Thankfully, I knew enough to do that while the sushi chef prepared my meal. He kept his head down the entire time, then — after about ten minutes — placed a white stoneware rectangle holding ten pieces of sushi on the flat top portion of the glass fish case.

Only after bowing did he quickly look up, then utter something. I held my hands in a prayer position and bowed back. The waiter brought over a cruet of soy sauce.

I could feel the chef's eyes boring into me as I poured way too much soy into my saucer. The Japanese use a minuscule amount of soy to accent — not overwhelm — the delicate flavor of the fish.

With my chopsticks, I transferred a nubbin of wasabi — about the size of a raisin — into the salty brown sauce and swirled it around until it dissolved. Mistake number two. I looked up at the sushi chef.

He produced an expression that hovered somewhere between curiosity and doubt. Would this nice — but verbally dumb — Westerner ruin his fine work? Would she know what to do? And do it well?

I glanced over at my dining companions, then suddenly got all tangled up in my chopsticks.

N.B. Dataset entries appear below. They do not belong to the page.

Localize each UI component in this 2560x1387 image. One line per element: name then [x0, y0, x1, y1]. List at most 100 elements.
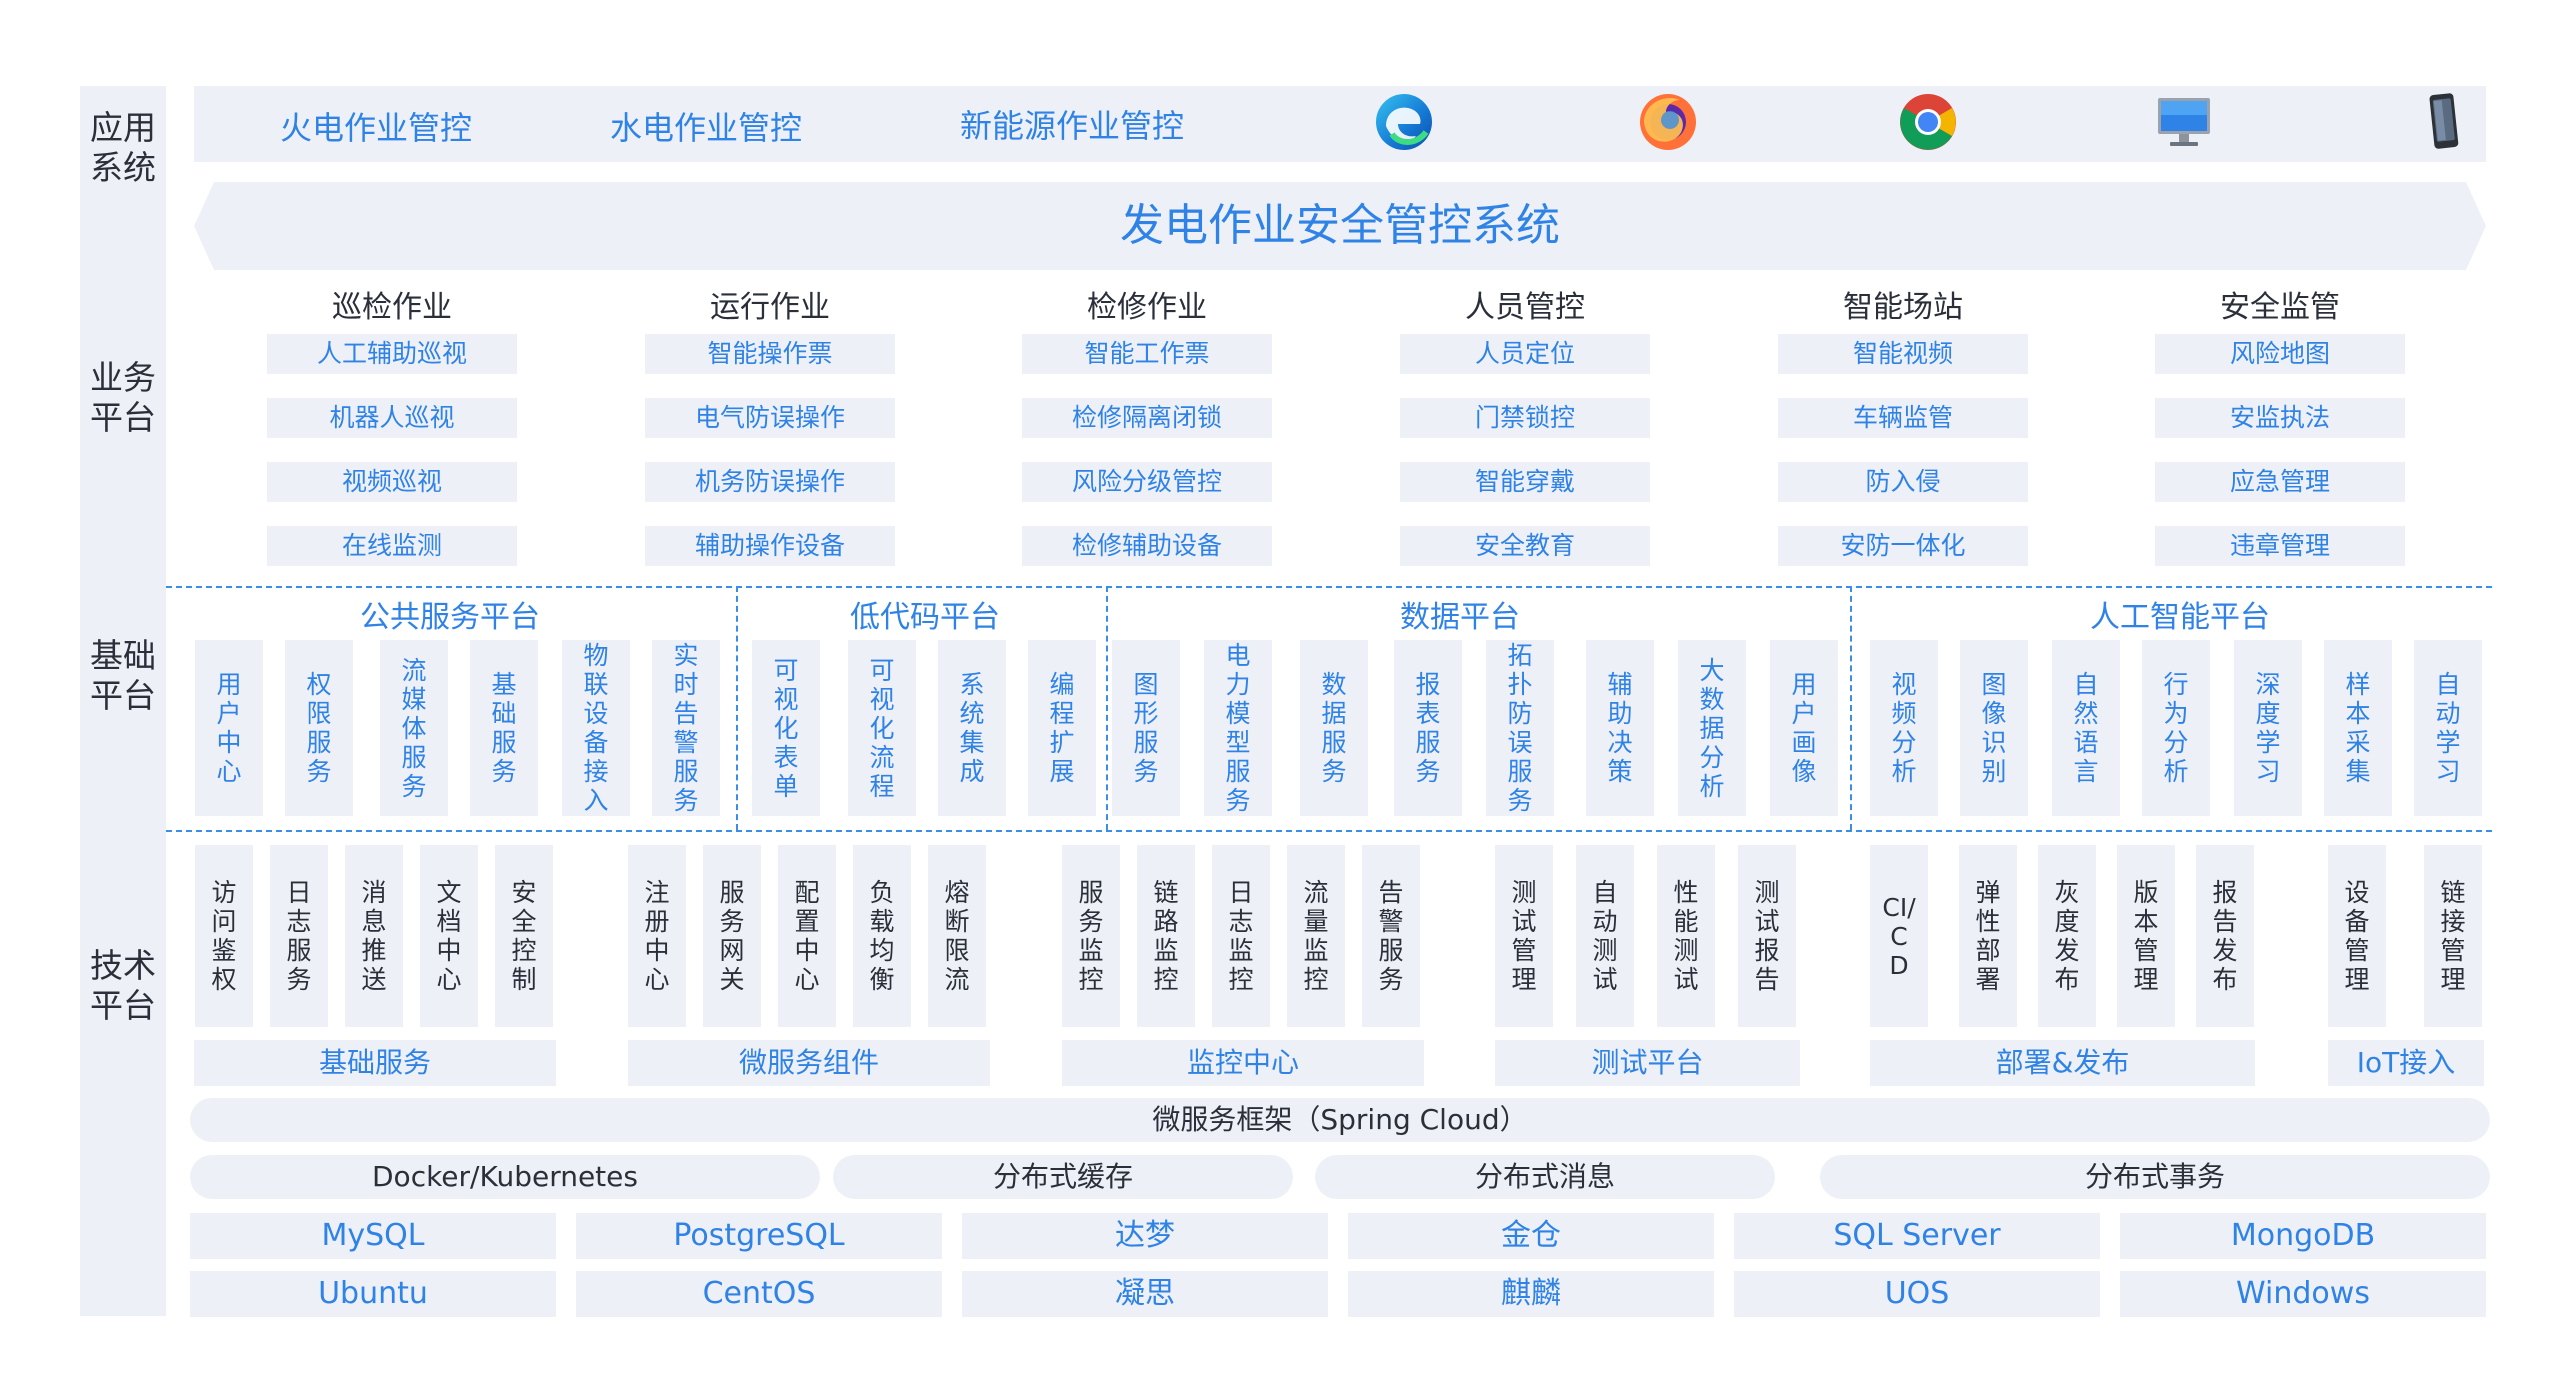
tech-component[interactable]: 消息推送	[345, 845, 403, 1027]
tech-group-label[interactable]: IoT接入	[2328, 1040, 2484, 1086]
middleware-pill[interactable]: 分布式消息	[1315, 1155, 1775, 1199]
biz-item[interactable]: 人员定位	[1400, 334, 1650, 374]
tech-component[interactable]: 安全控制	[495, 845, 553, 1027]
tech-group-label[interactable]: 测试平台	[1495, 1040, 1800, 1086]
biz-item[interactable]: 智能穿戴	[1400, 462, 1650, 502]
os-item[interactable]: 凝思	[962, 1271, 1328, 1317]
biz-item[interactable]: 智能工作票	[1022, 334, 1272, 374]
os-item[interactable]: CentOS	[576, 1271, 942, 1317]
biz-item[interactable]: 防入侵	[1778, 462, 2028, 502]
database-item[interactable]: MySQL	[190, 1213, 556, 1259]
foundation-service[interactable]: 用户中心	[195, 640, 263, 816]
tech-component[interactable]: 链路监控	[1137, 845, 1195, 1027]
tech-component[interactable]: 服务网关	[703, 845, 761, 1027]
app-new-energy[interactable]: 新能源作业管控	[960, 101, 1184, 147]
foundation-service[interactable]: 电力模型服务	[1204, 640, 1272, 816]
tech-component[interactable]: 熔断限流	[928, 845, 986, 1027]
foundation-service[interactable]: 自然语言	[2052, 640, 2120, 816]
tech-component[interactable]: 流量监控	[1287, 845, 1345, 1027]
biz-item[interactable]: 人工辅助巡视	[267, 334, 517, 374]
middleware-pill[interactable]: 分布式缓存	[833, 1155, 1293, 1199]
foundation-service[interactable]: 系统集成	[938, 640, 1006, 816]
database-item[interactable]: PostgreSQL	[576, 1213, 942, 1259]
os-item[interactable]: Windows	[2120, 1271, 2486, 1317]
biz-item[interactable]: 应急管理	[2155, 462, 2405, 502]
tech-group-label[interactable]: 部署&发布	[1870, 1040, 2255, 1086]
foundation-service[interactable]: 视频分析	[1870, 640, 1938, 816]
biz-item[interactable]: 智能视频	[1778, 334, 2028, 374]
foundation-service[interactable]: 图像识别	[1960, 640, 2028, 816]
biz-item[interactable]: 智能操作票	[645, 334, 895, 374]
os-item[interactable]: Ubuntu	[190, 1271, 556, 1317]
foundation-service[interactable]: 图形服务	[1112, 640, 1180, 816]
foundation-service[interactable]: 用户画像	[1770, 640, 1838, 816]
tech-group-label[interactable]: 监控中心	[1062, 1040, 1424, 1086]
tech-component[interactable]: 性能测试	[1657, 845, 1715, 1027]
tech-component[interactable]: 访问鉴权	[195, 845, 253, 1027]
tech-component[interactable]: 注册中心	[628, 845, 686, 1027]
tech-component[interactable]: 灰度发布	[2038, 845, 2096, 1027]
biz-item[interactable]: 检修隔离闭锁	[1022, 398, 1272, 438]
biz-item[interactable]: 在线监测	[267, 526, 517, 566]
tech-component[interactable]: 报告发布	[2196, 845, 2254, 1027]
biz-item[interactable]: 机器人巡视	[267, 398, 517, 438]
foundation-service[interactable]: 物联设备接入	[562, 640, 630, 816]
database-item[interactable]: 达梦	[962, 1213, 1328, 1259]
foundation-service[interactable]: 编程扩展	[1028, 640, 1096, 816]
microservice-framework-bar[interactable]: 微服务框架（Spring Cloud）	[190, 1098, 2490, 1142]
foundation-service[interactable]: 基础服务	[470, 640, 538, 816]
foundation-service[interactable]: 样本采集	[2324, 640, 2392, 816]
os-item[interactable]: UOS	[1734, 1271, 2100, 1317]
tech-component[interactable]: 日志监控	[1212, 845, 1270, 1027]
tech-component[interactable]: 日志服务	[270, 845, 328, 1027]
biz-item[interactable]: 门禁锁控	[1400, 398, 1650, 438]
tech-component[interactable]: 负载均衡	[853, 845, 911, 1027]
foundation-service[interactable]: 报表服务	[1394, 640, 1462, 816]
middleware-pill[interactable]: Docker/Kubernetes	[190, 1155, 820, 1199]
biz-item[interactable]: 检修辅助设备	[1022, 526, 1272, 566]
tech-component[interactable]: CI/CD	[1870, 845, 1928, 1027]
tech-component[interactable]: 告警服务	[1362, 845, 1420, 1027]
tech-component[interactable]: 文档中心	[420, 845, 478, 1027]
foundation-service[interactable]: 权限服务	[285, 640, 353, 816]
foundation-service[interactable]: 实时告警服务	[652, 640, 720, 816]
tech-component[interactable]: 弹性部署	[1959, 845, 2017, 1027]
tech-component[interactable]: 服务监控	[1062, 845, 1120, 1027]
biz-item[interactable]: 车辆监管	[1778, 398, 2028, 438]
tech-component[interactable]: 链接管理	[2424, 845, 2482, 1027]
biz-item[interactable]: 违章管理	[2155, 526, 2405, 566]
foundation-service[interactable]: 自动学习	[2414, 640, 2482, 816]
foundation-service[interactable]: 可视化表单	[752, 640, 820, 816]
biz-item[interactable]: 辅助操作设备	[645, 526, 895, 566]
foundation-service[interactable]: 数据服务	[1300, 640, 1368, 816]
biz-item[interactable]: 安全教育	[1400, 526, 1650, 566]
tech-component[interactable]: 测试管理	[1495, 845, 1553, 1027]
foundation-service[interactable]: 行为分析	[2142, 640, 2210, 816]
foundation-service[interactable]: 大数据分析	[1678, 640, 1746, 816]
tech-component[interactable]: 配置中心	[778, 845, 836, 1027]
foundation-service[interactable]: 流媒体服务	[380, 640, 448, 816]
biz-item[interactable]: 安监执法	[2155, 398, 2405, 438]
biz-item[interactable]: 视频巡视	[267, 462, 517, 502]
tech-component[interactable]: 设备管理	[2328, 845, 2386, 1027]
biz-item[interactable]: 安防一体化	[1778, 526, 2028, 566]
biz-item[interactable]: 电气防误操作	[645, 398, 895, 438]
tech-component[interactable]: 测试报告	[1738, 845, 1796, 1027]
tech-group-label[interactable]: 微服务组件	[628, 1040, 990, 1086]
database-item[interactable]: 金仓	[1348, 1213, 1714, 1259]
foundation-service[interactable]: 拓扑防误服务	[1486, 640, 1554, 816]
app-hydro-power[interactable]: 水电作业管控	[610, 103, 802, 149]
database-item[interactable]: SQL Server	[1734, 1213, 2100, 1259]
biz-item[interactable]: 机务防误操作	[645, 462, 895, 502]
middleware-pill[interactable]: 分布式事务	[1820, 1155, 2490, 1199]
os-item[interactable]: 麒麟	[1348, 1271, 1714, 1317]
foundation-service[interactable]: 辅助决策	[1586, 640, 1654, 816]
tech-group-label[interactable]: 基础服务	[194, 1040, 556, 1086]
app-thermal-power[interactable]: 火电作业管控	[280, 103, 472, 149]
biz-item[interactable]: 风险地图	[2155, 334, 2405, 374]
database-item[interactable]: MongoDB	[2120, 1213, 2486, 1259]
tech-component[interactable]: 版本管理	[2117, 845, 2175, 1027]
foundation-service[interactable]: 深度学习	[2234, 640, 2302, 816]
tech-component[interactable]: 自动测试	[1576, 845, 1634, 1027]
biz-item[interactable]: 风险分级管控	[1022, 462, 1272, 502]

On my right, the elderly woman with her gentleman companion was eating sushi with her fingers! And instead of dipping the rice portion into the soy — as I had always done — she grazed the fish end.

Not only that, she bit the oval in half and discreetly chewed with her hand across her lips in a gesture of politeness.

The men on my left were doing the opposite. With their chopsticks, they were picking up pieces of sushi as big as Devil Dogs, dragging them through the soy and cramming them into their gaping mouths. Their cheeks puffed up like trumpet players as they vigorously masticated their food.

Maybe chopsticks are for men and fingers for women? I wondered. That doesn't make sense. Then again, neither did many things in Japan until I took the time to figure them out.

Years later I would discover that eating sushi with your fingers is an old Tokyo tradition. Chopsticks are for sashimi.

Back when Tokyo was called Edo, sushi connoisseurs used to eat their fill of fish, then wipe their dirty fingers on the short split curtain hanging over the door of the sushi shop. The more gooey the curtain, the better the shop.